The most common one, that we come across, is disaster recovery site. You have an active site, that is serving your main business use case. That's where your traffic is being generated and being handled. What if the entire site goes down? You need a fallback option, right. So, that DR site should have data made available already. Otherwise, it would not have that data requirements handled if it has to go back to the site which is already down, right. So, you need data to be made available on the DR site, so, that it's already up and running. You just need to shift your traffic to that DR site. You should not do anything else, just route your traffic to the disaster recovery site and it should work with the same performance value, same performance matrices that you had with the active site. So, 100% data recovery in case of failure is possible, with the help of NCache WAN Replication.

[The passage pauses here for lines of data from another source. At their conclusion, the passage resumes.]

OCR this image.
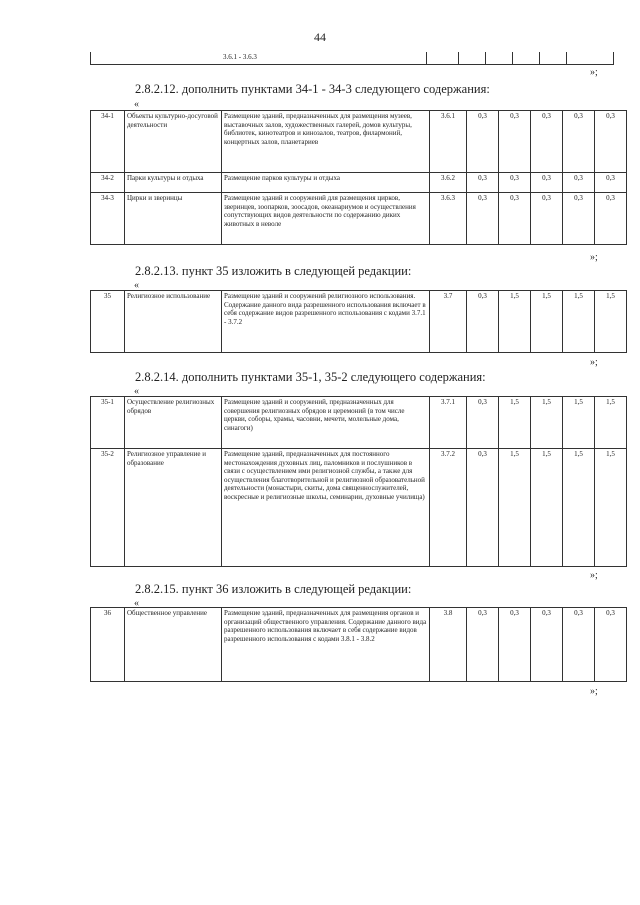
44
3.6.1 - 3.6.3
»;
2.8.2.12. дополнить пунктами 34-1 - 34-3 следующего содержания:
«
34-1	Объекты культурно-досуговой деятельности	Размещение зданий, предназначенных для размещения музеев, выставочных залов, художественных галерей, домов культуры, библиотек, кинотеатров и кинозалов, театров, филармоний, концертных залов, планетариев	3.6.1	0,3	0,3	0,3	0,3	0,3
34-2	Парки культуры и отдыха	Размещение парков культуры и отдыха	3.6.2	0,3	0,3	0,3	0,3	0,3
34-3	Цирки и зверинцы	Размещение зданий и сооружений для размещения цирков, зверинцев, зоопарков, зоосадов, океанариумов и осуществления сопутствующих видов деятельности по содержанию диких животных в неволе	3.6.3	0,3	0,3	0,3	0,3	0,3
»;
2.8.2.13. пункт 35 изложить в следующей редакции:
«
35	Религиозное использование	Размещение зданий и сооружений религиозного использования. Содержание данного вида разрешенного использования включает в себя содержание видов разрешенного использования с кодами 3.7.1 - 3.7.2	3.7	0,3	1,5	1,5	1,5	1,5
»;
2.8.2.14. дополнить пунктами 35-1, 35-2 следующего содержания:
«
35-1	Осуществление религиозных обрядов	Размещение зданий и сооружений, предназначенных для совершения религиозных обрядов и церемоний (в том числе церкви, соборы, храмы, часовни, мечети, молельные дома, синагоги)	3.7.1	0,3	1,5	1,5	1,5	1,5
35-2	Религиозное управление и образование	Размещение зданий, предназначенных для постоянного местонахождения духовных лиц, паломников и послушников в связи с осуществлением ими религиозной службы, а также для осуществления благотворительной и религиозной образовательной деятельности (монастыри, скиты, дома священнослужителей, воскресные и религиозные школы, семинарии, духовные училища)	3.7.2	0,3	1,5	1,5	1,5	1,5
»;
2.8.2.15. пункт 36 изложить в следующей редакции:
«
36	Общественное управление	Размещение зданий, предназначенных для размещения органов и организаций общественного управления. Содержание данного вида разрешенного использования включает в себя содержание видов разрешенного использования с кодами 3.8.1 - 3.8.2	3.8	0,3	0,3	0,3	0,3	0,3
»;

Multi Regional Applications can share data as well as load. Now, with Active-Active sites, if you have one region in US and one in another part of the world, for example, Europe or Asia. If you want that, you know, request from, you know, a datacenter should be handled based on the location affinity, you can achieve that. Now, user from Asia could connect to a site within that region, nearest to that region and they can use the cache over there as well and that cache is in sync with the other cache which is in US region. So, any user which bounces off. For example, you need to manage overflow or you need to distribute capacity. Some of the users need, now need to bounce to US region because Asia region is fully choked, so, you can always do that. So, on a site level, you can load balance your request, based on the capacity that site is handling at that time and at that point in time. Since, cache data is already replicated across datacenters and we'll talk about how to achieve that, so, your multi-regional applications are efficiently able to share their application data and also share the request load and they can have equal load sharing as well. No redundant data migration is done. It's just based on the request bouncing from one datacenter to the other and you can always get that data from the cache which is already connected there.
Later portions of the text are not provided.